MOI : Qu'est-ce qu'il va me rester ? Par exemple, je pense à la mort. Mais si j'arrête d'y penser, je ne saurais plus comment m'y prendre avec elle. Je me prépare à ma disparation. Je m'y prépare assez mal, il manque des éléments. Mais je m'y prépare quand même. Ce n'est pas totalement négatif. Enfin, pas tout le temps. Parfois, je vois ma mort comme un truc très hollywoodien. Il y a des danseuses nues et des palmiers. C'est très sympathique.

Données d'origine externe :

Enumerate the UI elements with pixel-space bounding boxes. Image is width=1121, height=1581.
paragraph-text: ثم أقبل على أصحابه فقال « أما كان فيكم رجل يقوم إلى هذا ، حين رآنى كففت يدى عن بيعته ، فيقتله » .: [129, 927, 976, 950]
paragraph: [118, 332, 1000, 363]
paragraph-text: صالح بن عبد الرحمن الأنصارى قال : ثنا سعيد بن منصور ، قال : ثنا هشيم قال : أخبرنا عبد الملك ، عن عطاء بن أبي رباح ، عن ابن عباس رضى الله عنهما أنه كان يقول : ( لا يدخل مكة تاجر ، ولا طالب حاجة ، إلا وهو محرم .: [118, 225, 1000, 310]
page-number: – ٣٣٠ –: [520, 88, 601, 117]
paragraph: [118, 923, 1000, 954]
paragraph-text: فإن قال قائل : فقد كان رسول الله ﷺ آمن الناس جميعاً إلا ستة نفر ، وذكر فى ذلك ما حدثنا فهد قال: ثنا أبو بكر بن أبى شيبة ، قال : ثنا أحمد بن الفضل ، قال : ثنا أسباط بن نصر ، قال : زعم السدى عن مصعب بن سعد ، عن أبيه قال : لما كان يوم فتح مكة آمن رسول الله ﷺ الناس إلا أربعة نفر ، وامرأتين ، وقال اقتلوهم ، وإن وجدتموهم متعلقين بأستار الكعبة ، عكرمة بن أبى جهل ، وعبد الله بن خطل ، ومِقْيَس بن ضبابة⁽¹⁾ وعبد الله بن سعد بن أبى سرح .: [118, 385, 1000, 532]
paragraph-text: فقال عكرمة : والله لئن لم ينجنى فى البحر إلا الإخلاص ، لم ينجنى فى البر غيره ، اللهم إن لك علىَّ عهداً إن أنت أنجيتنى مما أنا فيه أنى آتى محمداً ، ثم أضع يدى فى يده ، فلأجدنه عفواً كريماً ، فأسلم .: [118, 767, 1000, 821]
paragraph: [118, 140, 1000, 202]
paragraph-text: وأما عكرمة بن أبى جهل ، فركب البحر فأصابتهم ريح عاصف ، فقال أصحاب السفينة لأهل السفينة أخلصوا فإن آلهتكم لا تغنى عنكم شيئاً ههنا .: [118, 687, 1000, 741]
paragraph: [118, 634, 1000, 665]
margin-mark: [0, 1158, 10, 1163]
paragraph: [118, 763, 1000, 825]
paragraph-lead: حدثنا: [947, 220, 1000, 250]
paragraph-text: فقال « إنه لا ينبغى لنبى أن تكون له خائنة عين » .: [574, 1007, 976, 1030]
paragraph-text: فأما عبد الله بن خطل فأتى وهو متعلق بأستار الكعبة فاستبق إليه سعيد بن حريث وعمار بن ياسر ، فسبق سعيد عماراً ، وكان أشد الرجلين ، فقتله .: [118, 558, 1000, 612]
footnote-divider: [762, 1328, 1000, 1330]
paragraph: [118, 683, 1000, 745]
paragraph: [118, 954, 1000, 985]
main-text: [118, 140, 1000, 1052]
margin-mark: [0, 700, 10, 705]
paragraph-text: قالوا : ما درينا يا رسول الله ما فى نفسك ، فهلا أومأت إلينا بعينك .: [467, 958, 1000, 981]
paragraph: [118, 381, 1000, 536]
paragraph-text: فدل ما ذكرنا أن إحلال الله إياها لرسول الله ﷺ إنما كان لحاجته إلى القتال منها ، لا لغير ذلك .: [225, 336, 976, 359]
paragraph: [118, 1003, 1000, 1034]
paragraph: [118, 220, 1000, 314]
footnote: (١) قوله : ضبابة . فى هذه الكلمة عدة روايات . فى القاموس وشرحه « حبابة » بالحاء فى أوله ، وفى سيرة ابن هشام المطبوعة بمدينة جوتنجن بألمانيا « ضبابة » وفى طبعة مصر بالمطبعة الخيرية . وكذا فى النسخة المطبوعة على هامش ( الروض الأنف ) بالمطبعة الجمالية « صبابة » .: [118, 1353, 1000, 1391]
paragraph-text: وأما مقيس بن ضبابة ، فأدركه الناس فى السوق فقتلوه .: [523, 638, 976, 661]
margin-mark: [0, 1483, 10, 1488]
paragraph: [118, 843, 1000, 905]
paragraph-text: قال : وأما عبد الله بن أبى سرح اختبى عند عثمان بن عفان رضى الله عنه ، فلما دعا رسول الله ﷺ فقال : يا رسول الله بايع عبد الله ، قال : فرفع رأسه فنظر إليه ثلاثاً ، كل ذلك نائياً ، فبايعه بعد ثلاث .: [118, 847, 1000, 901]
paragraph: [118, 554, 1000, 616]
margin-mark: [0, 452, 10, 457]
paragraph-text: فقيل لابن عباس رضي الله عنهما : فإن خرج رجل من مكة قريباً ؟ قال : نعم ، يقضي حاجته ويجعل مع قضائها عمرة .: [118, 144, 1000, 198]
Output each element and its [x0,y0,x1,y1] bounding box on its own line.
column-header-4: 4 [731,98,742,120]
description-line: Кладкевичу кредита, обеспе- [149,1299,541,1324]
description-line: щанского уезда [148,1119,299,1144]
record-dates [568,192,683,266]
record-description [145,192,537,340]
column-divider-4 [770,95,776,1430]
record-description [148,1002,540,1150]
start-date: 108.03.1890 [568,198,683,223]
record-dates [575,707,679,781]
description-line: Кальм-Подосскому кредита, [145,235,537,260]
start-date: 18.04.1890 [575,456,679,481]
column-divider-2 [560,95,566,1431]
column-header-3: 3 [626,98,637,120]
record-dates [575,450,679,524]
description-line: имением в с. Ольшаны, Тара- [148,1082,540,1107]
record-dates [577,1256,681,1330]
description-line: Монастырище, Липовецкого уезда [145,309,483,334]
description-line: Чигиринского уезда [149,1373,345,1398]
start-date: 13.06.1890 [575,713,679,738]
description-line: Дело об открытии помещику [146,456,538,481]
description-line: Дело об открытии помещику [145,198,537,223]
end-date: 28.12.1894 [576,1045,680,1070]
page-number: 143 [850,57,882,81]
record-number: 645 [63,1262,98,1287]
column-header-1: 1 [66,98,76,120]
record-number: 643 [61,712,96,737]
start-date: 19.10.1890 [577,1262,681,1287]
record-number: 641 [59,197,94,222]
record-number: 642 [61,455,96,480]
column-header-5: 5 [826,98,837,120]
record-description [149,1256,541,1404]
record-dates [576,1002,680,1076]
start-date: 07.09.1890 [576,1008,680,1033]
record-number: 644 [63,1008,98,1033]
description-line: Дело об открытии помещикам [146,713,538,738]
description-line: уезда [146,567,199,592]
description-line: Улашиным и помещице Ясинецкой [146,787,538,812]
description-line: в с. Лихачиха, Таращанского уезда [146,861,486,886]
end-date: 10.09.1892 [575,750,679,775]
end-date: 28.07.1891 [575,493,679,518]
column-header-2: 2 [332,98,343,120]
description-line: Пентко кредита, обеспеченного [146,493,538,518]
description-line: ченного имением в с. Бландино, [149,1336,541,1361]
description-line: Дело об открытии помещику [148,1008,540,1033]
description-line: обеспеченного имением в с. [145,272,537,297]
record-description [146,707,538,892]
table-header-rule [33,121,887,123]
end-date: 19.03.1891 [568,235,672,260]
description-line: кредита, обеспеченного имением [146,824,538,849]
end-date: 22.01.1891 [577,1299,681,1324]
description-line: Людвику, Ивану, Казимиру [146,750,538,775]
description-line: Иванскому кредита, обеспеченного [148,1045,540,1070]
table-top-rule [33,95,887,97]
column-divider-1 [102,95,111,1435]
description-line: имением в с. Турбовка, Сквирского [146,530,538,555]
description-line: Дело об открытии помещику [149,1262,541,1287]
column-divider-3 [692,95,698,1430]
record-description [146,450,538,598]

Mais le plus souvent, je vois ça comme une espèce de cataclysme. Avec du feu, des crabes géants et des docteurs eugénistes. Et il n'y a pas que la mort ! Les amants de ma femme ! Il y a trois ou quatre placards, et dans chacun d'eux il y a un amant de ma femme. Dans la vraie vie, ma femme n'a pas d'amant. Et des placards, on en manque à la maison. Ce n'est pas le problème. Je vois des amants, c'est comme ça. Tous les hommes imaginent que leurs femmes ont des amants. Pas Gros Nul évidement. Lui, il se considère comme un amant. Et il y a aussi la fin du monde, la fermeture de Wall Street, le cancer, la crise cardiaque, la criminalité, la gangrène, le massacre des éléphants, les films sans Scarlett Johansson... Les mauvaises pensées, oui. Mais à quoi on pense si on ne pense pas que tout va mal ?

 

MA PSY : L'amour !

 

MOI : L'amour, c'est formidable, mais on peut mourir en faisant l'amour !

 

MA PSY : C'est rare !

 

MA PSY : Mais pas beaucoup plus rare que l'amour !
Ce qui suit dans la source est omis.